Mais ils laissent un sale souvenir en emportant dix mille
francs et des papiers. André Ardin m'a
relaté ces faits. Il est minuit, depuis ma chambre
derrière les volets, j'entends les Boches
baragouiner dans la rue et la colonne repart. Impossible
de dormir car la course en retraite continue.
Le mardi 5
septembre,
vers six heures du matin, un convoi s'arrête et
remise les tanks, véhicules dans les ruelles, les
cours, les granges : il y en a plusieurs dans notre
cour. Vont-ils faire de la résistance, tout le
monde en a peur. Plusieurs Boches vont réveiller
les gens du quartier pour avoir du café et exigent
des lits pour dormir, mais un ordre arrive de partir et
brusquement la colonne repart sans laisser
d'adresse.
Le mercredi 6
septembre
fut plus troublé, on devait voir un grand
hangar plein de foin, de gerbes et de paille brûler
en deux heures. Deux FFI d'un groupe voisin sont
tués sur notre terre de Moissey.
Les jeudi 7 et vendredi 8
septembre,
c'est toujours le même défilé,
les Allemands se sauvent à pied, en vélo,
en remorques, en carrosses, en tombereaux à purin
et même en corbillards volés sur leur
passage. Ils ne font pas les malins, malgré la
rage qui se devine sur leurs gueules, mais ils se
taillent. Nous on biche...
Le midi, je sors de la cave pour tirer à
boire, en sortant de notre cour, je suis presque nez
à nez avec un officier boche à pied, qui se
barre aussi, comme s'il couvrait la retraite des autres.
J'ai eu une grande frayeur. Il tient un révolver
de gros calibre collé contre sa cuisse, le canon
vers le sol. Moi, mon litre de rouge entre les mains, je
stoppe sur place, le Boche a vu que j'ai eu peur, mais
lui, je ne l'ai pas effrayé. J'ai pensé que
mon compte allait être vite réglé,
mais je pense après, qu'il était
pressé de rentrer chez lui. Ouf!
Le samedi 9 septembre
enfin,
on annonce que Dole est libérée et par
là, Moissey aussi. Fausse alerte. Michel, gendarme
FFI qui allait en mission de reconnaissance, est
tué à Montmirey-le-Château et vers 12
h 30, les Boches reviennent et foncent sur Dole avec 14
camions-mitrailleuses, des soldats, couchés sur
les ailes des camions, ils vont jusqu'à Jouhe,
où il y a un accrochage avec les FFI. Dans la
soirée les Boches se replient après avoir
infligé de lourdes pertes aux FFI et perdu
eux-mêmes pas mal d'hommes. Ils prennent position
à Moissey. Avec Rose Ineig, je me trouve en me
sauvant par le chemin des vignes, face à un petit
canon anti-char que les Boches mettent en place, il y a
des bidons d'essence dans le passage de Fort-Griffon. Ils
attendent un motif ou un accrochage pour foutre le feu.

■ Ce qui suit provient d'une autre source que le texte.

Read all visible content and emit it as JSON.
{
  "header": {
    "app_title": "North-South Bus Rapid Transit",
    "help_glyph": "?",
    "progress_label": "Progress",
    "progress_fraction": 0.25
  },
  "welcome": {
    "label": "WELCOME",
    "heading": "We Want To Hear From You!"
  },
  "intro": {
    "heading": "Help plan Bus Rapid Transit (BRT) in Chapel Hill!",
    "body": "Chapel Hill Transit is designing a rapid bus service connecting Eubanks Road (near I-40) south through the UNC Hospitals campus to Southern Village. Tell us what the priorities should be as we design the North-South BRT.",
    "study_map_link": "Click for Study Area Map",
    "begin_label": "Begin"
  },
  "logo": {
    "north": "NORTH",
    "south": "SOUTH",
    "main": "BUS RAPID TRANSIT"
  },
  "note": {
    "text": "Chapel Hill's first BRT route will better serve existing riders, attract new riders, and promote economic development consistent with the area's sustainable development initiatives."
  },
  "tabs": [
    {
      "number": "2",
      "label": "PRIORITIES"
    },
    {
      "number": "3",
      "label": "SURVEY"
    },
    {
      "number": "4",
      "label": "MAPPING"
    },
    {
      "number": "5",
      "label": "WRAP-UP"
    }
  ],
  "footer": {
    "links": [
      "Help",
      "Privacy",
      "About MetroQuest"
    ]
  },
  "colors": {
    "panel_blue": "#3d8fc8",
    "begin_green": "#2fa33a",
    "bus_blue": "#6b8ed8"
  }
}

Nous gagnons le bois par les vignes. Nous allons nous
planquer à l'ancienne poudrière, je n'ai
pas eu le temps de dire quelque chose à mes
parents; lorsque nous entrons dans la grotte de la
poudrière, nous trouvons une trentaine de
personnes qui ont fait comme nous et qui sont là
pour passer la nuit. Le soir, tout est calme.
Les Boches décrochent en direction de Gray et
vers dix heures du soir, une grosse déflagration,
le pont de Pesmes "est sauté".
Ils sont de l'autre côté, pour nous, on
ne les reverra plus. C'en est fini du cauchemar!